Tomm Coles gives a fine performance as Lutz Templin, the bandleader who has to swallow his pride and do the Germans' bidding. The alternatives, he points out, are infinitely worse. His confession that he is not good enough to go to the USA in the hope of joining one of the world's top jazz bands is touching.
But the best portrayal of the evening comes from Chris Andrew Mellon as Otto Stenzl, the fixer and nightclub owner. After being forced to sell the club cheaply when the Nazis discover his grandmother was Jewish, drunken Otto goes on stage to do a stand-up routine. Mellon delivers a poignant, cringeworthy act which is uncomfortable to watch yet absorbing.
Miranda Wilford smoulders early on as Lala Anderson before she becomes a shadow of herself when she has to sing the Germans' awkward lyrics.

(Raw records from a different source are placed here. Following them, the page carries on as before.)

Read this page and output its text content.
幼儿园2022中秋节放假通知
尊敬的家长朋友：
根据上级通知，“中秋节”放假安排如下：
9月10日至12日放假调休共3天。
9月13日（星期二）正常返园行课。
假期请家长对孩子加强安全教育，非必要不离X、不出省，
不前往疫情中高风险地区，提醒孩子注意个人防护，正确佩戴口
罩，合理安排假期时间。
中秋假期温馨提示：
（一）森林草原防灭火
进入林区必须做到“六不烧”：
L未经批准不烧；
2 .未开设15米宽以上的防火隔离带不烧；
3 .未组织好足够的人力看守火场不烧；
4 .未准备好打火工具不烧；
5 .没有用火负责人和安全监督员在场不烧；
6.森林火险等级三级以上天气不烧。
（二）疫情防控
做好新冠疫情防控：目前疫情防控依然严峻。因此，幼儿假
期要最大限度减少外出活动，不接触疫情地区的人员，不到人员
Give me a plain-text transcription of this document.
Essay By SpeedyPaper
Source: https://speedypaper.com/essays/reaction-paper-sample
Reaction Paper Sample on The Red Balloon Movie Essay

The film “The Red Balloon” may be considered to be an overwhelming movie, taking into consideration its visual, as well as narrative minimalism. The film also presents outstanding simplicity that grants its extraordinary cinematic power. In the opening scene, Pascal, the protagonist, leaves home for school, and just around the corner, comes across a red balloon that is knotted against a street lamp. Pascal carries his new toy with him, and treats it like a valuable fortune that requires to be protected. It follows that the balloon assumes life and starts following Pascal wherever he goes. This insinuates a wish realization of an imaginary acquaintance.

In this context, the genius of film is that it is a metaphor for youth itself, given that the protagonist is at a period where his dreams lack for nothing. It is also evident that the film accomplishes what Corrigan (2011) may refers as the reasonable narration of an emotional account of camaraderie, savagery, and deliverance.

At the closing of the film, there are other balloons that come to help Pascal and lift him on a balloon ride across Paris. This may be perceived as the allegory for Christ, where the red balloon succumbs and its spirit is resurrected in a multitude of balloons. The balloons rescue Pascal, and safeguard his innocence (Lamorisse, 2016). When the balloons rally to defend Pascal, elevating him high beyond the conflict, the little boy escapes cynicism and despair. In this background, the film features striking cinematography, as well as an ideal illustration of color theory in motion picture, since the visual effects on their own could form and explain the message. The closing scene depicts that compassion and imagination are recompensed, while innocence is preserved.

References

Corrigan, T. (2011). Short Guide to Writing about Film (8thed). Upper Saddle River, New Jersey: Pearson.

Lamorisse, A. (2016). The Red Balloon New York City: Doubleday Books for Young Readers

Propaganda Swing features a three-piece band and eight actor-musicians who light up the stage. Clara Darcy is a typical example: one minute she is blonde Anita Spada, completely naïve about the Germans' motives, the next she is belting out a tune for all she is worth on trumpet.
There is a cameo by Callum Coates as Lord Haw Haw, the wartime traitor whose broadcasts tried to undermine the effectiveness of the Allied war effort. But the character seems insufficiently developed to make a telling contribution and his role in the production is not adequately explained.
I was concerned early on that Propaganda Swing might turn into a jukebox musical-type show. But Arnott's script and Hamish Glen's astute direction signal that this is a production with much more going for it.
Numbers including "You're Driving Me Crazy", "Makin' Whoopee" and "Lili Marlene" are well received. And the band demonstrate they can really swing when they get the whole theatre jumping with "Tiger Rag".
Libby Watson's gorgeous art deco set and Mike Robertson's lighting—at times effectively stark when Billy Constant addresses the audience—add to the spectacle.
On the night I saw the production, I was surprised that the sound levels weren't always properly balanced, with the instruments sometimes overpowering the vocals.
On the whole, though, Propaganda Swing is an enjoyable evening's entertainment and cleverly shows a side of the Nazis that has rarely been explored.